The Wessels innings spanned four and a half hours, after which he was compelled to swap batting gloves for wicketkeeping gauntlets as Read's stand-in behind the stumps, from which vantage point he was able to watch Jackson Bird deliver a damaging burst of three wickets in six deliveries either side of tea as a solid start to Durham's replay unravelled.
From 72 without loss they slipped to 75 for 3 as Keaton Jennings and Mark Stoneman succumbed to near-identical dismissals, each clipping balls that were caught low down at short midwicket, before Jack Burnham was pinned in front first ball.
The Australian finished on 4 for 59, which perhaps did not do justice to his performance on a wicket that is not offering much to the bowlers.
Bird missed the defeat at Hampshire through a minor injury. Luke Fletcher might consider himself unlucky to be the man left out to accommodate him after taking 12 wickets in his last two matches but in a straight choice between him and Hutton, Nottinghamshire took the view that in Read's absence the young all-rounder was a likelier source of runs and were justified in doing so.
After a wicketless morning, Durham enjoyed the better of the afternoon, taking the last four Nottinghamshire wickets for 61 further runs and losing only the one wicket before the next interval. Borthwick's leg-spin claimed all four, giving him only the third five-for of a career that has certainly suffered, in regard to that part of his game, from spending half of it bowling - or, more often, not bowling - at the Riverside.
He might have seemed destined to be a one-Test wonder after his solitary, unsuccessful appearance during the ill-starred 2013-14 Ashes tour, but England have not yet given up on him completely as a leg-spinning allrounder. Encouraged by England's spin coach, Peter Such, he went to New Zealand in the winter to work with Warwickshire's Jeetan Patel, who has been an effective spinner in English conditions for a number of years.
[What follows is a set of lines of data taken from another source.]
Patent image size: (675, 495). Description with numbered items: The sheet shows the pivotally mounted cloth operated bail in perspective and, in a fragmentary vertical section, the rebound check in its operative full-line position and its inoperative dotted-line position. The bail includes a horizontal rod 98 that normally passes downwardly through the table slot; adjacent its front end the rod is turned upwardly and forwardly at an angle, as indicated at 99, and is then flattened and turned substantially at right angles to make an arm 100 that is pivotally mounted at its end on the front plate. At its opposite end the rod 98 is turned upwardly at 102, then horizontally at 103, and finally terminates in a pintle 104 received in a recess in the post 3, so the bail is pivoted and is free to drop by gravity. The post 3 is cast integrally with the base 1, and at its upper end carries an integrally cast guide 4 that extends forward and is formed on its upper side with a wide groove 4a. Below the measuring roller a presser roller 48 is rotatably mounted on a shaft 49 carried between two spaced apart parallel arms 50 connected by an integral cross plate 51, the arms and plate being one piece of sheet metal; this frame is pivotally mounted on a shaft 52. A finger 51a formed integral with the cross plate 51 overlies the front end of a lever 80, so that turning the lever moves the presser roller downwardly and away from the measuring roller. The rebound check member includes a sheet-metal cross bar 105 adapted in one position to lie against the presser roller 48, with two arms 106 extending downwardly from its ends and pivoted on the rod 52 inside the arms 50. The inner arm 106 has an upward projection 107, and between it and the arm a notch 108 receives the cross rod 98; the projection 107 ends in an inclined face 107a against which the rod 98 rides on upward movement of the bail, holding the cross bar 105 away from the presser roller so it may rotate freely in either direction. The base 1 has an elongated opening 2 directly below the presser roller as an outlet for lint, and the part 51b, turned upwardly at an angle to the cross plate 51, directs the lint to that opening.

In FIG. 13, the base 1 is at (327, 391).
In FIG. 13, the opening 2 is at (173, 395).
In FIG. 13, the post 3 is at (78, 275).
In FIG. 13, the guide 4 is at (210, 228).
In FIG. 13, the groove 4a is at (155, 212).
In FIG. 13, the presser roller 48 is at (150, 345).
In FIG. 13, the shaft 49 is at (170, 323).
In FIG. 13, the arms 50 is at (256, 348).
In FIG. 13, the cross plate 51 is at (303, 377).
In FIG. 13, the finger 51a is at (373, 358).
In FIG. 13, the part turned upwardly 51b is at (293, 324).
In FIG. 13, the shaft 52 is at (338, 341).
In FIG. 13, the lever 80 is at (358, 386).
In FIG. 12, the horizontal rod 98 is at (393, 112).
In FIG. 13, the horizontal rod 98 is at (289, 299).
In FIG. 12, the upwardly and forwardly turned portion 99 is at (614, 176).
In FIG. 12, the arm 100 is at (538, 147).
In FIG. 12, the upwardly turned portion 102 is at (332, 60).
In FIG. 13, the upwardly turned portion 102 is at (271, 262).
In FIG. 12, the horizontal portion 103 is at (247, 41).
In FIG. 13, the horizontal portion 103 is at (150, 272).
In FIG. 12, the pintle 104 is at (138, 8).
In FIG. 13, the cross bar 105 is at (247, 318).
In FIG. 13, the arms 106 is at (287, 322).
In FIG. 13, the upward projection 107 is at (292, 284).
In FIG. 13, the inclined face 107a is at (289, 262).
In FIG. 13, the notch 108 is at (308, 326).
Running through the Nottinghamshire tail does not count for much, of course, but it will have been good for his confidence, if nothing else. He needs no such boost in terms of his batting. As he and Collingwood rebuilt after Bird claimed Michael Richardson as his fourth wicket, Borthwick is unbeaten on 59 at the close, having recorded two fifties and two hundreds in his last six innings.